Another reason I witnessed is the financial management side. Many individuals and families did not separate the business and the family money, and saving money had at first seemed like a foreign concept. At CIPE, we have witnessed many obstacles in the business environment in developing countries. These can be anything from the cost of registering a business, the need to pay bribes to receive government services, market access, as well as lack of connections and status.
While the obstacles can be overwhelming for a lone business owner, starting a business with others as a part of an association can be an easier way of entering the formal market and puts less weight on each individual’s shoulder. I met men and women of all ages, people with more successful business experiences, illiterate people, unemployed youth, and others that were looking for support among others rather than their own family. By creating a business association, the knowledgebase is larger, there are more people that can put their heads and hands towards the business and by complementing each other’s strength and weaknesses – they can build a stronger foundation. The different associations I worked with in Beira, each containing about 10-20 members, all had different ideas of what journey to embark on; ranging from starting a communal garden to raising chickens. One of these associations, mainly consisting of women, were contagiously smiling and optimistic about their future project of selling refreshments in the local neighborhoods.
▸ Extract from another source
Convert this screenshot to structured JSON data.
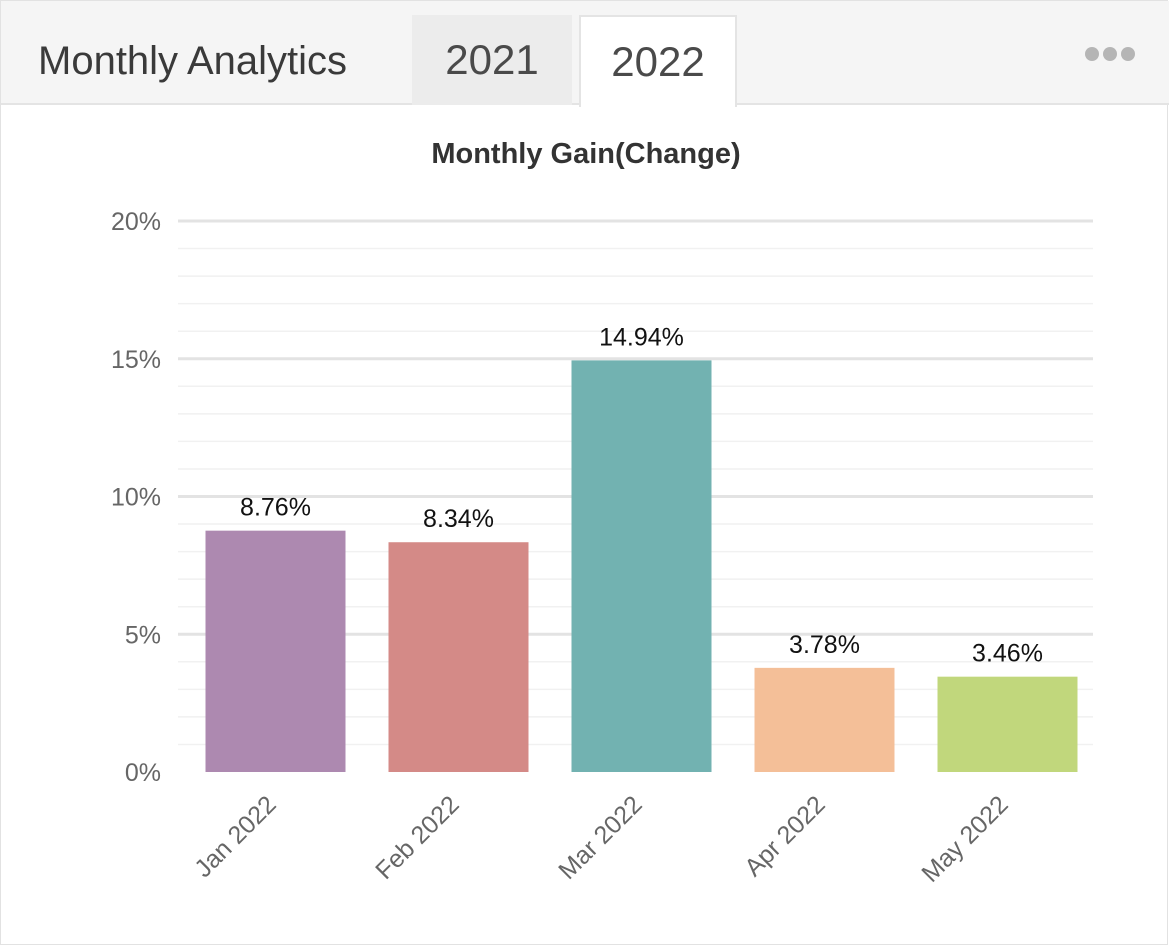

At this level, a lot of what goes into the training is basic aspects of business management and guiding the members of each association so they can best manage their enterprises. Knowledge and tools offered are, but not limited to, how to: conduct market research, financial management and administration, create a budget, price products and services, and create job descriptions. In other words, it is a way to highlight what you have to think about when you start a small private enterprise. Together, the knowledgebase is not only larger, but the support from one another can strengthen the group as well as each individual.
Associations take many different forms. Here, at CIPE, we work both with established business associations as well as newly created ones, some organizations have more experience and others are new to this way of working together. It is important to remember that every association has to start somewhere and it is important to remember that associations can have many different functions based on need and progress.
Hanna Rhodin is an Intern for Global Programs at CIPE.